Belkide bir misyon yüklenmiştir.
Cinselliğin ,eğitim düzeyi yüksek olan kitlelerde dahi tabu olduğu
bir toplumda, Ayşe' yi, yazarken gösterdiği cesaret konusunda
alkışlamamız lazımdır.
Bunu tabu zapan zihniyetin yaşadığı ülke, tecavüzlerden,
aldatmalardan, pedofiliden daha birçok ahlaksızlıktan
geçilmiyordur, ama ağızlar dolu dolu ahlaktan, namustan söz
ediliyordur.
Konu dağılmadan yine gelelim Ayşe'ye
Ayşe Arman, kocasıyla yaşadıklarını (belkide yaşamıyor,
tamamen fantezi ürünüde olabilir) ''o benim
sevgilim'' edasıyla, yazdıkları/çizdikleri, fena
değildir...
Eğiticidır. Öğreticidir.Belki de Türk kadını, bunları okuyarak,
kendine çeki düzen veriyordur/verecektir(!) Kimbiir !
Ama!
Yazdıkları büyük şehirlerde, ekonomik özgürlüğünü eline
almış,yalnız yaşayan,belirli bir kültür sevıyesinde olan,
kadınların anlayabilecekleridir.
Yazılarında cinselliği sürekli ön planda tutması, gündemde olma
çabasından dolayı diye de düşünmüyorum...

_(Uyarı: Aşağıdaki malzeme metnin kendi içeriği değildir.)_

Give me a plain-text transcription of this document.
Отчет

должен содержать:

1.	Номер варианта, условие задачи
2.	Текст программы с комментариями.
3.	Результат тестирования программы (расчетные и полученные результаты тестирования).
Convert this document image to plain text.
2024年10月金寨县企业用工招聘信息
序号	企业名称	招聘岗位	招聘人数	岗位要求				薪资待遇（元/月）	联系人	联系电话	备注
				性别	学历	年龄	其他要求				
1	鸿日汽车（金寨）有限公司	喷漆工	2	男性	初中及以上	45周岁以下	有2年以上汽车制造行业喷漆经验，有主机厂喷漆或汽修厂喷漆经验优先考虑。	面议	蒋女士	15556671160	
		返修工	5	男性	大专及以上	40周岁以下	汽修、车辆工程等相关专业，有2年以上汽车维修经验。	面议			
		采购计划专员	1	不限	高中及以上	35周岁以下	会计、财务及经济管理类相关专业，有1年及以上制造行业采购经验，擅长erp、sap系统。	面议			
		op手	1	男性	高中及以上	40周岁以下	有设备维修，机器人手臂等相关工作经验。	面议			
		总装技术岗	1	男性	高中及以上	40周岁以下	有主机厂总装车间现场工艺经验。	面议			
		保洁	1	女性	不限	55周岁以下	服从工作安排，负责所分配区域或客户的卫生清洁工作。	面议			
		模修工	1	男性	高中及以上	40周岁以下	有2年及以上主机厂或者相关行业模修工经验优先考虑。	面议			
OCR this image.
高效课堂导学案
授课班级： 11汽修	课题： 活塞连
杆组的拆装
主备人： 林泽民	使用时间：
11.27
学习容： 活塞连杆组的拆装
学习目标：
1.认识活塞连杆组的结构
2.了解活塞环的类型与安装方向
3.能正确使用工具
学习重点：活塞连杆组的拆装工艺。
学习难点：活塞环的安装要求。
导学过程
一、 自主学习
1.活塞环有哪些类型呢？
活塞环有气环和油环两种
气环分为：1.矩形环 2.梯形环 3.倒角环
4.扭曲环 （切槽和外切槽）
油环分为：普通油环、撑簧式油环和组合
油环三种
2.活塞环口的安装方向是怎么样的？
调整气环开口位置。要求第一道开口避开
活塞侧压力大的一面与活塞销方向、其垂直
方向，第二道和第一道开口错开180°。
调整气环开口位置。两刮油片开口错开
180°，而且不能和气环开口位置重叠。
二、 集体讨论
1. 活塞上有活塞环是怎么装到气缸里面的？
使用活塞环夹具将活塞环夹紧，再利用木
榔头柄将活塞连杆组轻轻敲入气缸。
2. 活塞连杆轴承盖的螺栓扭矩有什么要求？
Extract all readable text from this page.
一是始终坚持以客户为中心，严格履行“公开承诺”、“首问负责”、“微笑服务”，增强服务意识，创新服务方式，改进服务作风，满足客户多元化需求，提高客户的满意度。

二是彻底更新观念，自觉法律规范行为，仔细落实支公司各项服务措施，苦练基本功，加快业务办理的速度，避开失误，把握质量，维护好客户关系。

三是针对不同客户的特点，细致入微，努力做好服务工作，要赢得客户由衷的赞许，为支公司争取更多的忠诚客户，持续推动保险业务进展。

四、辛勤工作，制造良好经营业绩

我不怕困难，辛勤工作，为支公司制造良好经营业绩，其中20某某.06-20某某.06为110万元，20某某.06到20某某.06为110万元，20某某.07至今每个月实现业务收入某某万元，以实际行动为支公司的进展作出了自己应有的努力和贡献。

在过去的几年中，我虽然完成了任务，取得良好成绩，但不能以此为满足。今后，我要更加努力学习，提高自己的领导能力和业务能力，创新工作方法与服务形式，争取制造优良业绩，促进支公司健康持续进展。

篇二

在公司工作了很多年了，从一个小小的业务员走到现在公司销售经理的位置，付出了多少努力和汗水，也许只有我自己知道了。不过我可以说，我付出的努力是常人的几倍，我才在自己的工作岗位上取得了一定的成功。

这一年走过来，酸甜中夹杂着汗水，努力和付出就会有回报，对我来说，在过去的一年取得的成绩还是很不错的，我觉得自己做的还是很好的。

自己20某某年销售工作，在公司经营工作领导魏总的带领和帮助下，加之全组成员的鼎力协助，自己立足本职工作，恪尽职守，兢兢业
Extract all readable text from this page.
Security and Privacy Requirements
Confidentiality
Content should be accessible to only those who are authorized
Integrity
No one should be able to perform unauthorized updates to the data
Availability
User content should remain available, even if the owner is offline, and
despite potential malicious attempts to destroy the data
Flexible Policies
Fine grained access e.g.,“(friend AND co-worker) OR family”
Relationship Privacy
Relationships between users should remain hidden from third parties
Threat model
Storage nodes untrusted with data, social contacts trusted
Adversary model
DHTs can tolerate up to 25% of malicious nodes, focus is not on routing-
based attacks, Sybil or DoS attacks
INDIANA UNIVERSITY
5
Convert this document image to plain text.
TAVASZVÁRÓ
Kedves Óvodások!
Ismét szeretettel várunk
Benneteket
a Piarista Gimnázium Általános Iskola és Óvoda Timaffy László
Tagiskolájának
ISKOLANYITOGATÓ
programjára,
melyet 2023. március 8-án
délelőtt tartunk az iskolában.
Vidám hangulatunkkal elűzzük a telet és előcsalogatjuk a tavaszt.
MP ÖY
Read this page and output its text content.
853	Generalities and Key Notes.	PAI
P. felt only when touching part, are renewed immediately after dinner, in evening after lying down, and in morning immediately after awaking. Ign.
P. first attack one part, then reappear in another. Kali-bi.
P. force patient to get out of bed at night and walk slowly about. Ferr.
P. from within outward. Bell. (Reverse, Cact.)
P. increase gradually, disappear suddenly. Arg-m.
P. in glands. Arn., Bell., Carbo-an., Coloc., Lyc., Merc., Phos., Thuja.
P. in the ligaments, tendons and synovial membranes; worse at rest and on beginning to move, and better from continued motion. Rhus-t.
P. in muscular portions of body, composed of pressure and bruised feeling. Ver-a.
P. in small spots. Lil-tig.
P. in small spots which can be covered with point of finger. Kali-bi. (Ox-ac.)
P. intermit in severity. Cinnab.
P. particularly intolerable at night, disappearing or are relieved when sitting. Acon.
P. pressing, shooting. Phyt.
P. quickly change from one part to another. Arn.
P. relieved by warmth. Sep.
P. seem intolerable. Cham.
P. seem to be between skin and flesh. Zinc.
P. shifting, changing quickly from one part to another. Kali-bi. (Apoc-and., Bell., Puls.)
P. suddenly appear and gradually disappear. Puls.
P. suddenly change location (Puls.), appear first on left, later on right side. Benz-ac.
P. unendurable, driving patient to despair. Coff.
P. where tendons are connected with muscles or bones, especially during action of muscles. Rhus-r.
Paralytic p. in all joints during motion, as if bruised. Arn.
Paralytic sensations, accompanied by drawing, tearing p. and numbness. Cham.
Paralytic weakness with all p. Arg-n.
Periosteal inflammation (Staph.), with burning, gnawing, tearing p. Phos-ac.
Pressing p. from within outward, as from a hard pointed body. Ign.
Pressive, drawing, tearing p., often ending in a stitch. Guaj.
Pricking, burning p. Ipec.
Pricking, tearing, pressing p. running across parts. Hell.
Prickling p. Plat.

''12 dakikada orgazm'' başlıklı yazısında,
okuyucularıyla buluşmalarını anlatıyor Ayşe.
Her biriyle yaptığı 12 dakikalık sohbette, kadınların ona, hayat
hikayelerini, açık seçik anlatmalarını ''ben onları
yargılamıyorum, çok samimiyim, ondan bu kadar şeffaflar''
diyor ama, şunu kaçırıyor;
Kadınlar zaten, tanımadıklarına, tanıdıklarından daha fazla
güvenirler...
Ama can alıcı nokta şudur !
Kendisi şunu kaçırıyordur...
Türkiye' de ataerkil zihniyet değişmediği sürece, kadının
değişmesi, özgürleşmesi, uçması, hoplaması zıplaması, sadece
yukarda belirttiğim kitlede sınırlı kalacaktır.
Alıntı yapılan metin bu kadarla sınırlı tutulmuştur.